A w. @Arya Harrington
12 Juillet 1818Ma très chère Arya,
Voilà longtemps que je ne t’ai pas écrit, même si l’envie ne m’a pas quitté. J’imagine que notre belle Angleterre se porte toujours à merveille et que la fin de la saison apaise un peu le cœur de Londres. Le pavé doit être aussi usé que mes doigts après des nuits de travail, quoique cela me semble encore trop faible comme comparaison. Il y a une telle effervescence durant ces mois que cela donnerait le tournis à n’importe qui, même les ivrognes n’ont pas de tels hauts le cœur !
L’humidité de ma maison me manque, sans oublier les éternelles complaintes des clientes insatisfaites ; le tissu ne semble pas d’assez bonne qualité, l’ourlet n’est pas bien fait, la couleur paraît trop terne, tout est possible avec ces capricieuses. Je les entends presque piailler rien qu’en écrivant ses lignes, c’est dire à quel point cela est incrusté dans mon esprit en dépit de la distance. Il faut dire que j’ai été à bonne école auprès de ta marâtre...

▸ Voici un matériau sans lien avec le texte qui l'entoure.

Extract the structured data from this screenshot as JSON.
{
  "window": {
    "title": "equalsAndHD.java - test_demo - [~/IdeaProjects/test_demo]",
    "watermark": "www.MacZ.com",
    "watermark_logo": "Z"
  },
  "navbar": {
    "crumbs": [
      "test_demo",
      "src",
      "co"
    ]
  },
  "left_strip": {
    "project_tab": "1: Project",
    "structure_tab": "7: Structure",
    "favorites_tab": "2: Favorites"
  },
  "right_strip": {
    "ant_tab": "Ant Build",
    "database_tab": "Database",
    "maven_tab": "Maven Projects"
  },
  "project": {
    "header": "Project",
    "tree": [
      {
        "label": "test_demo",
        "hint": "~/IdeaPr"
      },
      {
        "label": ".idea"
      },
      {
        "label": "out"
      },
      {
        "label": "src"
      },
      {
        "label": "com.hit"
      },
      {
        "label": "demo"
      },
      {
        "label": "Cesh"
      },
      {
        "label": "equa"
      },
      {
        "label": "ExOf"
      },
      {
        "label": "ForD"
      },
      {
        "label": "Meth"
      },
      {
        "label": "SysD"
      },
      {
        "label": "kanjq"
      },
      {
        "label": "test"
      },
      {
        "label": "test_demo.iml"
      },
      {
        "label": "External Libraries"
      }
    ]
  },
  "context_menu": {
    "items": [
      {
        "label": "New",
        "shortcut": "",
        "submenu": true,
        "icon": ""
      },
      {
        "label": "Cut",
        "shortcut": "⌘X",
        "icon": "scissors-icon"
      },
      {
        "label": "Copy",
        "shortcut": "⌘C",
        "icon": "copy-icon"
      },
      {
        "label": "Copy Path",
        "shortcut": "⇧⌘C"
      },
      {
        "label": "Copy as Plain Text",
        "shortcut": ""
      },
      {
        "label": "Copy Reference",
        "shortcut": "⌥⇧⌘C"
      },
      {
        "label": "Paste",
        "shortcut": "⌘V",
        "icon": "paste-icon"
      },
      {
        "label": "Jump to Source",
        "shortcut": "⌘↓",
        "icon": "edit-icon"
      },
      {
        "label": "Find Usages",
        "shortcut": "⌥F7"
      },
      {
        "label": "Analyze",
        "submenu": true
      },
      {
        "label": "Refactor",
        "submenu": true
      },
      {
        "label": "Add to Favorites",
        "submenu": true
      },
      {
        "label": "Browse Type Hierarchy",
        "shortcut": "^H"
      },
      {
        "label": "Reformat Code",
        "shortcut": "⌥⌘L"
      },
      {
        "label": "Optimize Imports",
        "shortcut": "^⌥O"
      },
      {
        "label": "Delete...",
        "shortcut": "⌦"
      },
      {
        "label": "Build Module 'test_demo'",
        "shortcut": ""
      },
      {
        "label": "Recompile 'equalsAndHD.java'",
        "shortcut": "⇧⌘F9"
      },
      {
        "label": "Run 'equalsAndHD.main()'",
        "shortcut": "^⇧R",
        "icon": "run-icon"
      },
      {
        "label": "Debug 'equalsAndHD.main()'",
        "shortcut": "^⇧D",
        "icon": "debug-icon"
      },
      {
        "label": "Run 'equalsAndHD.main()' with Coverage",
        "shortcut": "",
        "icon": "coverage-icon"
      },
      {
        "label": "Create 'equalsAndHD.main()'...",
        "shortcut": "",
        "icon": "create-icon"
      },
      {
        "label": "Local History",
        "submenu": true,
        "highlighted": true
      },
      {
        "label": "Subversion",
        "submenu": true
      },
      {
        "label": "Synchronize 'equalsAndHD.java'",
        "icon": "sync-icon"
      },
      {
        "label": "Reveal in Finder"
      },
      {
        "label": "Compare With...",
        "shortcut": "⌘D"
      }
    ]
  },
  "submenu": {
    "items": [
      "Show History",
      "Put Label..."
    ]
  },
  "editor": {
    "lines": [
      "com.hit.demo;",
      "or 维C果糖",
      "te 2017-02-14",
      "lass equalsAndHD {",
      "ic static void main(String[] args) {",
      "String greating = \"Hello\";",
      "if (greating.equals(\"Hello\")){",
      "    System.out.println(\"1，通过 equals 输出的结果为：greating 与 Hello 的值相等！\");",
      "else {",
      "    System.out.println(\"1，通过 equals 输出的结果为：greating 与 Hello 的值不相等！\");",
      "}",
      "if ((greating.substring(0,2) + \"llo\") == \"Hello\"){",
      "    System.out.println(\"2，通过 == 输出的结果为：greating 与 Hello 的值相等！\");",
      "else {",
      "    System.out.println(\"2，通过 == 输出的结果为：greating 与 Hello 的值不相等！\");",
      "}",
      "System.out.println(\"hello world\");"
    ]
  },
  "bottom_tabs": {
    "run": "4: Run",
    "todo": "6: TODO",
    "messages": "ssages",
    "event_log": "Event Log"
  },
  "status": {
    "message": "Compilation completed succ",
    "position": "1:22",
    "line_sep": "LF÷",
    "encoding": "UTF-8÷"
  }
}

Il me tarde de retrouver l’ambiance feutrée de la boutique et cette odeur singulière qui se dégage au petit matin… Il suffit d’y songer un instant pour que ceci ne m’inspire que nostalgie. Nos moments, nos conversations, tous ces petits instants passés à tes côtés figure également sur cette liste déjà trop longue de ce qui n’est pas présent pendant ce voyage. Amandine me dit que notre séjour touche à sa fin et j’espère que c’est bien le cas ! Je suis lasse de Paris, d’autant que je me retourne à chaque pas que je fais. Je crains de retrouver quelques fantômes du passé à l’angle d’une rue, mais c’est stupide n’est-ce-pas ?
Malgré ce souci viscéral, j’ai eu le plaisir de voir des merveilles de la mode française. Les broderies étaient d’une finesse ! Sans oublier la notion du détail et ces perles qui ornaient les bustiers… C’était du génie ma chère. Du génie ! J’ai hâte de me remettre à l’ouvrage, bien que je devine tes remontrances concernant ma santé et la légèreté que j’ai à me nourrir quand le travail m’occupe. Je t’assure de faire attention, libre à toi de me croire cela dit.
Assez parler de moi et de mes peurs enfantines, parlons de toi, de ta vie, de tes émois !
Comment te portes-tu ? Ton était, a-t-il dissimulé quelques surprises ? Je me souviens de cet homme dont tu m’as parlé lors d’une entrevue et j’espère qu’il y a davantage de choses à dire sur cet inconnu avec les semaines qui ont filés. Qui est-il ? L’as-tu revu ? Est-ce un gentleman ? J’ai hâte de t’écouter t’épancher sur ce sujet, car je devine déjà une lueur dans tes yeux lorsque le moment viendra.
Le bonheur d’une amie est une des plus belles choses que j’ai eues à contempler et je ne souhaite qu’une vérité : que tu aies ta part comme toutes les autres ma chère Ary. Personne ne le mérite plus que toi.
Ta douceur évidente est un soleil sans pareil et je souhaite la retrouver bientôt. Il ne reste qu’une petite semaine avant le départ. Les retrouvailles arriveront bien assez vite, quoique cela paraisse toujours trop loin à mon goût.